Gálatas 2:21

“No desecho la gracia de Dios; pues si por la ley fuese la justicia, entonces por demás murió Cristo.”


Inversión mal gastada

Vida sin valor


Sabemos lo que significa ser menospreciado o despreciado o ignorado o mal entendido. Nos sentimos insignificante cuando no valoran a nuestra persona como se debería.

¿Cómo mira usted a Jesucristo? Muchos declaran que no era nada más que un buen maestro o un buen ejemplo. Esto no es algo nuevo. Cuando anduvo en la tierra decían algo parecido. “Salieron Jesús y sus discípulos por las aldeas de Cesarea de Filipo. Y en el camino preguntó a sus discípulos, diciéndoles: ¿Quién dicen los hombres que soy yo? Ellos respondieron: Unos, Juan el Bautista; otros, Elías; y otros, alguno de los profetas.” Marcos 8:27 – 28

En otra ocasión declararon: “¿No es éste el hijo del carpintero? ¿No se llama su madre María, y sus hermanos, Jacobo, José, Simón y Judas? ¿No están todas sus hermanas con nosotros? ¿De dónde, pues, tiene éste todas estas cosas? Y se escandalizaban de él.” Mateo 13:55 – 57

No recibieron la persona ni tampoco recibieron el mensaje. El Padre envió a su Hijo unigénito y fue rechazado. Dios hizo todo lo necesario para que el hombre fuera salvo y el hombre desconfía.
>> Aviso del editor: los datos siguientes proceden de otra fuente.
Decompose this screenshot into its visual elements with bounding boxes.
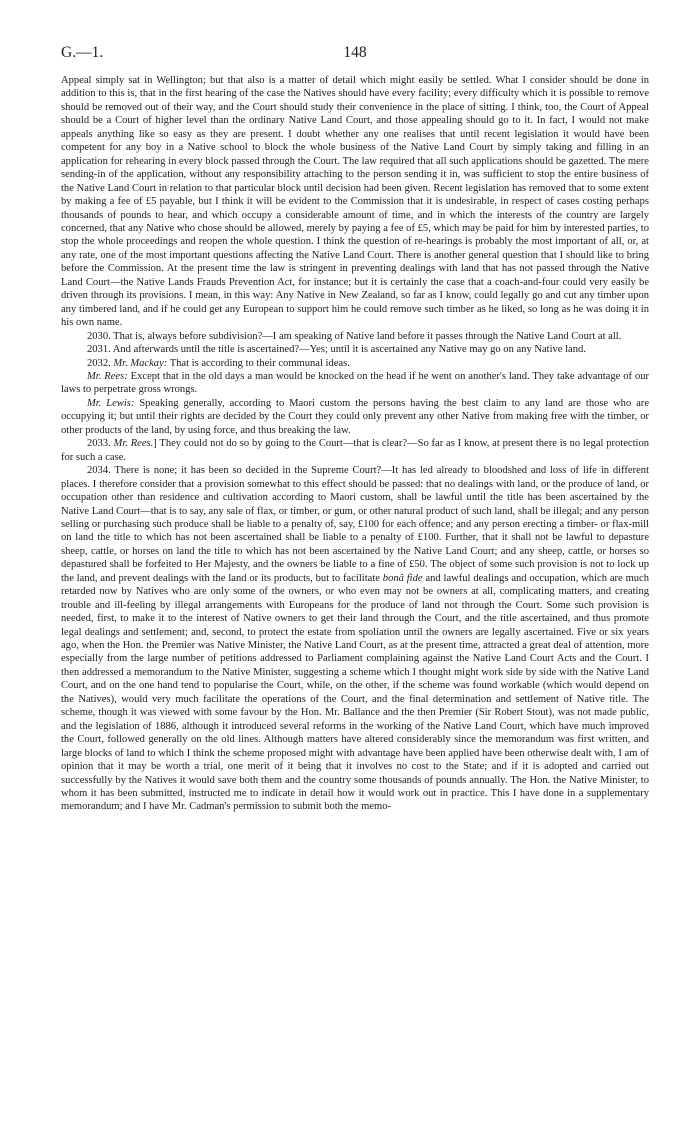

¿Cómo se siente Dios, cuando sus propósitos son menospreciados o despreciados o ignorados o mal entendidos? ¿Cuándo el ser humano rehúsa creer en el Señor Jesucristo para su salvación o cuando quiere agregar algo para “asegurar” su salvación? ¿Cuándo declara que la muerte del Señor Jesucristo como vana, como vacía, como sin valor?

Pablo enfatizó en muchas de sus cartas que el ser humano es incapaz de salvarse. “Porque por gracia sois salvos por medio de la fe; y esto no de vosotros, pues es don de Dios; no por obras, para que nadie se gloríe.” Efesios 2:8 – 9

Pedro al considerar la persona de Cristo valoró quien era. “Entonces él les dijo: Y vosotros, ¿quién decís que soy? Respondiendo Pedro, le dijo: Tú eres el Cristo.” Marcos 8:29

Pablo aunque por un tiempo despreció la obra de Cristo, llegó a valorarla sobre cualquier otra cosa. “Palabra fiel y digna de ser recibida por todos: que Cristo Jesús vino al mundo para salvar a los pecadores, de los cuales yo soy el primero.” 1 Timoteo 1:15


Reflexión personal: ¿Será que Dios hizo una mal inversión al mandar a su Hijo morir por los pecadores? Obviamente que no. Pero si, el que rechaza la obra de Cristo la declara como perdida, como insuficiente, como inútil y esto trae malas consecuencias.


Oración: Padre, ayúdame a nunca perder la apreciación por lo que Cristo hizo a mi favor. Por obras no puedo ser salvo, pero mis obras y mi servicio declaran el valor que yo pongo sobre la muerte de Cristo.